New Digital Privacy Laws Overview
New Digital Privacy Laws Overview for California and the EU’s GDPR
By Jon Burgess, MBA – 7/18/18
Redlands, CA – We have had a wave of privacy concerns and laws appear over the last few months. With the very public issues with Facebook, ongoing concerns about “Fake News”, and even the ever-present attempts by hackers to gain data.
The major concerns for businesses are the two newly passed laws, The General Data Protection Regulation (GDPR) and the California Consumer Privacy Act of 2018, AB 375.
Both laws are very similar. They act to protect personal data, they create systems for the individual to know and opt out of databases, and they create penalties for companies failing to comply.
WARNING – While I have taken several Business Law classes, I am NOT a lawyer, and none of this could be considered legal advice. This outline is meant to educate you to the extent of the news laws, and start conversations with your managers and advisors, and if needed, contact your lawyer to address your business exposure.
The overall concern is that your business is not following best practices about data management, and that heavy fines could be assessed. The second concern is about how your organization collects, and more importantly provides reports and deletes personal data.

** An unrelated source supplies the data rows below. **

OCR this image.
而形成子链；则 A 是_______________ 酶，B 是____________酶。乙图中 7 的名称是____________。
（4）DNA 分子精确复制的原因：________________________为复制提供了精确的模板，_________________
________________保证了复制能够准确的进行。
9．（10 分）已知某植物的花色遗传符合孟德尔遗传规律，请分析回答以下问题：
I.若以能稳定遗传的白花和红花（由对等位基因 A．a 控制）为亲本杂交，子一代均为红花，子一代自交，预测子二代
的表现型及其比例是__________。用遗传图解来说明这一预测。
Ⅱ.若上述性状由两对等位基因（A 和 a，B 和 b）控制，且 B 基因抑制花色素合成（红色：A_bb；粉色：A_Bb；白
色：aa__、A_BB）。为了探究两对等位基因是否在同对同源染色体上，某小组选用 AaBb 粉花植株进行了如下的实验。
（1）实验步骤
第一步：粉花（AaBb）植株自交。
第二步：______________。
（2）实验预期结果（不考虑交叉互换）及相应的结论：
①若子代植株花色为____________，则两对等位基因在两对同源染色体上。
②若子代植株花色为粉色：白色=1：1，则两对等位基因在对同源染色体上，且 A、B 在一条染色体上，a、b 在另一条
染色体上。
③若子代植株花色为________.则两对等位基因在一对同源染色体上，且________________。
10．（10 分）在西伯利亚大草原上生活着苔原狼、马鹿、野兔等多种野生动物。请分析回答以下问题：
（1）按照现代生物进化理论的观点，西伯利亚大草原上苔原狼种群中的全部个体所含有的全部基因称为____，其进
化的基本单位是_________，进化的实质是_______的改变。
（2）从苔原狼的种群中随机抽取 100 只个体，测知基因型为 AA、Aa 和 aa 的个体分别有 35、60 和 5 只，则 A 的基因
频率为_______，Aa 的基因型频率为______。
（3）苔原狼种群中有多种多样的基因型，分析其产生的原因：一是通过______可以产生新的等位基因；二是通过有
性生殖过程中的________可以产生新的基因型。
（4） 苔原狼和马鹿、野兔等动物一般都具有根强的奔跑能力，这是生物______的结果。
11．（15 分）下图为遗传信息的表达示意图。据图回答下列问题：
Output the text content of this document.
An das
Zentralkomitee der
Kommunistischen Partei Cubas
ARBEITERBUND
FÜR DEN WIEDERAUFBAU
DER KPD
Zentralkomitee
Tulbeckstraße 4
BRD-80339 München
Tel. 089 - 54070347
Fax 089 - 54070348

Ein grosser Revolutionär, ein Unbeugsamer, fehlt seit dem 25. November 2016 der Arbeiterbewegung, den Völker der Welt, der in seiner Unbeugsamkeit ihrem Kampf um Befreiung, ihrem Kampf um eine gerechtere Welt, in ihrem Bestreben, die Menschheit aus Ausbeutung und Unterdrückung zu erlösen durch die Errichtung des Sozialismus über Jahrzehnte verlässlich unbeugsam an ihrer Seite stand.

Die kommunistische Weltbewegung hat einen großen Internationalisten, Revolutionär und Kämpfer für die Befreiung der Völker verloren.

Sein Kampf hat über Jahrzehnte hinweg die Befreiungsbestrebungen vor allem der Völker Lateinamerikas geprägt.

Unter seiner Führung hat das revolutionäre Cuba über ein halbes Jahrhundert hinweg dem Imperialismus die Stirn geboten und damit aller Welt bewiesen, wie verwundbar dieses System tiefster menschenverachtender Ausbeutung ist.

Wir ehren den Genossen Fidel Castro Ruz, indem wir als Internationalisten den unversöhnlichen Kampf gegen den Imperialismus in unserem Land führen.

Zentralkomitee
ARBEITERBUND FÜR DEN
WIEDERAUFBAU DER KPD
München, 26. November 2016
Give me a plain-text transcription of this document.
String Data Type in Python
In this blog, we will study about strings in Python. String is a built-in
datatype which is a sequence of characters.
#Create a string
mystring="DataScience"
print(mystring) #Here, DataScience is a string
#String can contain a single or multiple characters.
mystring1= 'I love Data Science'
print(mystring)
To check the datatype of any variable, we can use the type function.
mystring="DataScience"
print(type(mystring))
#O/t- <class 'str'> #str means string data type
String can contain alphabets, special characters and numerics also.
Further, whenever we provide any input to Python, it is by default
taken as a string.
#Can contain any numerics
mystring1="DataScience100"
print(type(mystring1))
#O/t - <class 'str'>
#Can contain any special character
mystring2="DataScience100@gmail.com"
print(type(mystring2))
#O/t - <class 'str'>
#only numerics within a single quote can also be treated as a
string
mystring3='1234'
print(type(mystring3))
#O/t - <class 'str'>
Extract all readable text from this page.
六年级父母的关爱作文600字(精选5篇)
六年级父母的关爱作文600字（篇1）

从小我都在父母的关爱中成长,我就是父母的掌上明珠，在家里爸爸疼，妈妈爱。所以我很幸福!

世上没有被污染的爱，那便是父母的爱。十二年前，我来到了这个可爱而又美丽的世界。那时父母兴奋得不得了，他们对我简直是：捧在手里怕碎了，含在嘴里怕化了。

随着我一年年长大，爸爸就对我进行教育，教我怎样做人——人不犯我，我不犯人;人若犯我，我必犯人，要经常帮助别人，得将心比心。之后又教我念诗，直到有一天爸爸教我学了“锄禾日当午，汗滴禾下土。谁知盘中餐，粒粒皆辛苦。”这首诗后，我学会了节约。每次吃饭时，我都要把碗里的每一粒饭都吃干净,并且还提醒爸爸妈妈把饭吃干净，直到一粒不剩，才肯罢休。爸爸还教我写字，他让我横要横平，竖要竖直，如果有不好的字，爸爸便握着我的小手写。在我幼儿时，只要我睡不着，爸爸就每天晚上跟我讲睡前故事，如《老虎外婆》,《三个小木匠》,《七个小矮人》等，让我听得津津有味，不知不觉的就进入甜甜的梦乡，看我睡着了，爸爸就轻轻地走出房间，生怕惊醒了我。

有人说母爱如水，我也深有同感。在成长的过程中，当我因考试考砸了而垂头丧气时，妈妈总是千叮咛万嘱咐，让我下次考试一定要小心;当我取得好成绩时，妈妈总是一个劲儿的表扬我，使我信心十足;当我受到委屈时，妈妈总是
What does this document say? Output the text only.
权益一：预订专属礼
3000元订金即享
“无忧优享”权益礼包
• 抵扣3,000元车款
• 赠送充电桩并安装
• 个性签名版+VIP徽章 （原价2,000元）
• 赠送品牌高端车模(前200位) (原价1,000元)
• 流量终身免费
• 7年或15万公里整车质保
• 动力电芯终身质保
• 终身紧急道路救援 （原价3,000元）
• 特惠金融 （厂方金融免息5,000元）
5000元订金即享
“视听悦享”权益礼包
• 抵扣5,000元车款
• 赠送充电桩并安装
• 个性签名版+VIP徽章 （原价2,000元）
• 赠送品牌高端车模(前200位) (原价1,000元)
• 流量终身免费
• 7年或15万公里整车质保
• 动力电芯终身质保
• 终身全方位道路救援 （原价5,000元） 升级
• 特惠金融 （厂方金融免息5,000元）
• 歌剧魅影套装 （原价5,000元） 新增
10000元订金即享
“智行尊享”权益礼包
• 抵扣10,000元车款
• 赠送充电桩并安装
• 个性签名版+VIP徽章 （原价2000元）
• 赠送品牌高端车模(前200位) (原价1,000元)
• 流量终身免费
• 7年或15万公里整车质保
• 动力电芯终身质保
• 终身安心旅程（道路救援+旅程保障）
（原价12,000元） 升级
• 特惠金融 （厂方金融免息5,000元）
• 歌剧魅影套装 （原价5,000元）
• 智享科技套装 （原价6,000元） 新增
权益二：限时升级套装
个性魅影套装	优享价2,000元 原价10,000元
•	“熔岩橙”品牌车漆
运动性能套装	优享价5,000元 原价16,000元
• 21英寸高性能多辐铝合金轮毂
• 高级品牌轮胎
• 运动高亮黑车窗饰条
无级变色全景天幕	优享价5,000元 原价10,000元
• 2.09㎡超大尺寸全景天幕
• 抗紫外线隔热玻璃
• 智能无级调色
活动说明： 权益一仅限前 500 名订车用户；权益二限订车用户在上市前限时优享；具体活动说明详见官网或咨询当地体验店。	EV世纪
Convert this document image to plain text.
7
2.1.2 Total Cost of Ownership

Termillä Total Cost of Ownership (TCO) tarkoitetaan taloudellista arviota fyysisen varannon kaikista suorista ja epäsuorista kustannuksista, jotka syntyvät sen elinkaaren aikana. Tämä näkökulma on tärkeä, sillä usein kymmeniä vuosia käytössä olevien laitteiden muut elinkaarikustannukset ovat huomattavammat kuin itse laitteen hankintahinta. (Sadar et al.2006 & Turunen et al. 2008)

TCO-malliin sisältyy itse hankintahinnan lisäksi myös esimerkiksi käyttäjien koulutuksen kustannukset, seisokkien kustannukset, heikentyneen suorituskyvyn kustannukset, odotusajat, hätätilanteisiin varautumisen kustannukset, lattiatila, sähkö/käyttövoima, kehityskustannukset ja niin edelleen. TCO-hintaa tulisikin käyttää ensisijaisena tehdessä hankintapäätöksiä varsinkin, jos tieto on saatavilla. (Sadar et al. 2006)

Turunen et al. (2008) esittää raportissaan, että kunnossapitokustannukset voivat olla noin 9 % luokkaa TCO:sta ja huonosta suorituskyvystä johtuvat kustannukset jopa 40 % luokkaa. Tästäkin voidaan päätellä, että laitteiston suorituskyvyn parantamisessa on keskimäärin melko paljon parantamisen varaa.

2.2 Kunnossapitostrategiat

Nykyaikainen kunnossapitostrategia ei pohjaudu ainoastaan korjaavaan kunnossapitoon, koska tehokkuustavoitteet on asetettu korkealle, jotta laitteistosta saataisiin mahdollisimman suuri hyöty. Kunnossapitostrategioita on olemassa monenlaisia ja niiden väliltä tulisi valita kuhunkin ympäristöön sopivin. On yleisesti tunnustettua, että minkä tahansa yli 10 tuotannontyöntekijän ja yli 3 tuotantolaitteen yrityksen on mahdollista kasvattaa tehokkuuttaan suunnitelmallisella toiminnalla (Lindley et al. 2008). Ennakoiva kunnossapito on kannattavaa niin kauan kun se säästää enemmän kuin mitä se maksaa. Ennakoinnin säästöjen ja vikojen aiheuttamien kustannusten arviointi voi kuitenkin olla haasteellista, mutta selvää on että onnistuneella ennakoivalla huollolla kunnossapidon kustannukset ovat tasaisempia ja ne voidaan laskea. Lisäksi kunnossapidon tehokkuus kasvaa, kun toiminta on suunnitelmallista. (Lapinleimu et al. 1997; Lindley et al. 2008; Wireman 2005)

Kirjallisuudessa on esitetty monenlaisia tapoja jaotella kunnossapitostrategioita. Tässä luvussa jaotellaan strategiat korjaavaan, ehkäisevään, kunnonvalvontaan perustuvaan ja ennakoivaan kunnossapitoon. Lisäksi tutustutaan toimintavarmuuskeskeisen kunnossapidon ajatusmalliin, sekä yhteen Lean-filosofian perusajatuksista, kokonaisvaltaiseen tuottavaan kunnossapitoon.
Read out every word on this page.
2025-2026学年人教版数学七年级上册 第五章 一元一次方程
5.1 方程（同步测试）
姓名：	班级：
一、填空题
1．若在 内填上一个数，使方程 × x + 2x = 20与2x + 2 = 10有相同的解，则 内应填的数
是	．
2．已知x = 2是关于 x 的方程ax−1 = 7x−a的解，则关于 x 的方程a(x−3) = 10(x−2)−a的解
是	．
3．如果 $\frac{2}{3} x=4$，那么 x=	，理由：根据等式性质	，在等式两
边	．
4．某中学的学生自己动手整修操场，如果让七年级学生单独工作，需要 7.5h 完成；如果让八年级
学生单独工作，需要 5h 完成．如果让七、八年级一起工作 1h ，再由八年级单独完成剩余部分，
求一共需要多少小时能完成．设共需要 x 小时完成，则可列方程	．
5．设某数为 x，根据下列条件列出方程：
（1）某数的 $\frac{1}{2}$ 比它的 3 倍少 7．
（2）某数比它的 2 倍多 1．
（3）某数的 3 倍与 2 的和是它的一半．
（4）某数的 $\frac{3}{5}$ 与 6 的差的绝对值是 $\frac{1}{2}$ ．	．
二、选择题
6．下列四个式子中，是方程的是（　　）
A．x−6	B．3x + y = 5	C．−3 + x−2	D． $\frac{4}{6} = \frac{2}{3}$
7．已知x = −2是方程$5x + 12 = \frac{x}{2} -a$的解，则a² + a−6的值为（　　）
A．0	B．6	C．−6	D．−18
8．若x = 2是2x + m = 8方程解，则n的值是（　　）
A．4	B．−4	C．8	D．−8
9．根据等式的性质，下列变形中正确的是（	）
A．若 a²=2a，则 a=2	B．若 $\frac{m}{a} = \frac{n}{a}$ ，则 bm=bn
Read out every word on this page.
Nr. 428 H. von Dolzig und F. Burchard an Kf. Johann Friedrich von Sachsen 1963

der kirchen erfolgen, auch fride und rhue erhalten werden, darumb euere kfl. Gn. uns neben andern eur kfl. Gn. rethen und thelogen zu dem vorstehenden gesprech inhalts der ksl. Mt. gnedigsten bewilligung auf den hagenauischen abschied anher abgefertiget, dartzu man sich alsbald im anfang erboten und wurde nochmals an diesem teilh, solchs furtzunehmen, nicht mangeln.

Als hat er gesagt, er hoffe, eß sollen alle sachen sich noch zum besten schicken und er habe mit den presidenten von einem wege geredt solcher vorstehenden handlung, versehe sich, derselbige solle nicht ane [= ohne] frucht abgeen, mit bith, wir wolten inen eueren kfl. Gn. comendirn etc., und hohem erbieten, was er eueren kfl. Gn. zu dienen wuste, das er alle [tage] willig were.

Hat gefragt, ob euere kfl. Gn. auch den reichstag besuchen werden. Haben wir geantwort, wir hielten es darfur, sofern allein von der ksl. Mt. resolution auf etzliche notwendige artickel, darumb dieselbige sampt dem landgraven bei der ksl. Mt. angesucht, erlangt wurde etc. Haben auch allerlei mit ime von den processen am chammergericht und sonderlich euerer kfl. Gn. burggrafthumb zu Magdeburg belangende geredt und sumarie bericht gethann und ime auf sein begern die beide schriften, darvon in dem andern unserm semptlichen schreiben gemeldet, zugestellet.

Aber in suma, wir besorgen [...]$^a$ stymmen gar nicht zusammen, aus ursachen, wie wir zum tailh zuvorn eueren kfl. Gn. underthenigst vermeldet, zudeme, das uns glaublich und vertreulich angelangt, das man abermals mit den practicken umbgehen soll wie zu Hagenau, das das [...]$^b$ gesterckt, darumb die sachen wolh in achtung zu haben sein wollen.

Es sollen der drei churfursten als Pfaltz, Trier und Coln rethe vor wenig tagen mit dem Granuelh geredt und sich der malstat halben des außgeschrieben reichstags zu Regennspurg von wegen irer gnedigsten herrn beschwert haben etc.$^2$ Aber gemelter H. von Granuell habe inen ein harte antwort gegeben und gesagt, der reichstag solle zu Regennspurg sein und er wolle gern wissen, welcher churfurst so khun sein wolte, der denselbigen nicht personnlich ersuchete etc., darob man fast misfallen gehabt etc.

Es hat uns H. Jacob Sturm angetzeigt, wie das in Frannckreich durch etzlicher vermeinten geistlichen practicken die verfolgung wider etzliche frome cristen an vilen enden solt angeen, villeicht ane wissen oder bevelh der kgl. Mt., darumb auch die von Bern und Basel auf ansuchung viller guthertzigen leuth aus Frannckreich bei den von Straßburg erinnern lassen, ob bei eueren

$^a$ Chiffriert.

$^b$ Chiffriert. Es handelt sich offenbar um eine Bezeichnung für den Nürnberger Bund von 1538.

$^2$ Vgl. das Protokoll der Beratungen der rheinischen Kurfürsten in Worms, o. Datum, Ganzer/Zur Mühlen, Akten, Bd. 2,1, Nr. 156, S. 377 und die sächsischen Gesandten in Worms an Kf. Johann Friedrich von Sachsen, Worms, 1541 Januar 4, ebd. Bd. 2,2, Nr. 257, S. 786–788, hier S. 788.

You may find a positive aspect of the laws if you are already a customer focused organization, where your relationships are valued, you can better handle and address your prospects and customer’s personal data. For any Inbound Marketing strategy, you are using opt-in subscriptions and removing people from unwanted or low performing campaigns. These practices make for more efficient marketing tactics and can set you apart from your competition when putting your customers first.
What follows is an overview of the GDPR, which is now live and the California Privacy act which goes into effect in 2020.
If you do any business in the European Union, you should be very concerned about GDPR. The California law was just past in June of 2018, so we expect all California companies to be on the hook, but it also appears that if you are selling into California you will be responsible to follow the laws. The California law may be adopted across the nation.